Why Vanilla-RPLH System? 🤔

RPLH-vanilla is the vanilla version of our construct where no limits has been posted on the structure of the output of the Language model, which comes with tradeoff of benifits and issues:

  1. Have room for much more emergent behavior because the context of the historical conversation is much richer.
    • More planning for future steps.
    • More reasoning about what other agents may be doing and thinking (attitude).
  2. More computation resources needed as prompt is longer and history is longer.
  3. Easier for LM to hallucinate and give unrealistic outputs (syntactic error).
    • One iconic problem is where no dictionary bracket is given.
    • There need to be more while loops for re-responding for the same condiion to get a better response, hence increasing the compuatation loads.
  4. Easier for LM to be effected by environmental checking prompt, resulting in some unexecutable iterations.
    • Slower convergence rate because of hallucination issue of the agent.
  5. Only include standard reasoning ability with no agent reasoning baked in since the output of the model is hard to control.

Maintaining Syntactic Correctness

We have also performed a set of carefully designed engineering procedures to adjust the issues metioned above while maintaining the benifits of massive communication through conversations.
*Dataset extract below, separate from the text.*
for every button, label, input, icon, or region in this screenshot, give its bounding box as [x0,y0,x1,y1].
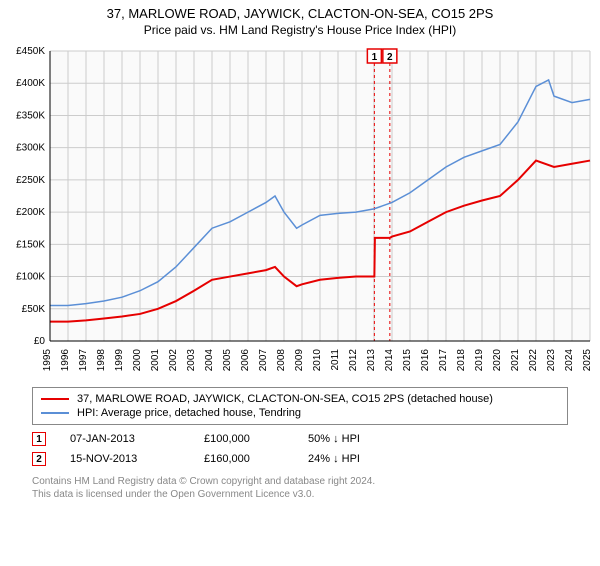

LM is like an child where it needs very specific and detailed promppt for instructing it to do things. We have designed and tested a set of prompt that is designed for the LM to maximize the freedom of communication while maintaining sytactic correctness.

  1. Action checker
  2. Json Checker
  3. Markovian History or No History (prevent oerwhelming information and enviornmental disturbance)
    • At each round the agent is either completely fresh-agent or one-step Markovian agent.
  4. Careful Instruction promts

Thus, though also can be used with smaller LLMs with really careful prompting and instruction, the vanilla RPLH version is more suitable for larger parametrized models such as GPT-4, which is the model that researcher usually use under these type of vanilla setting.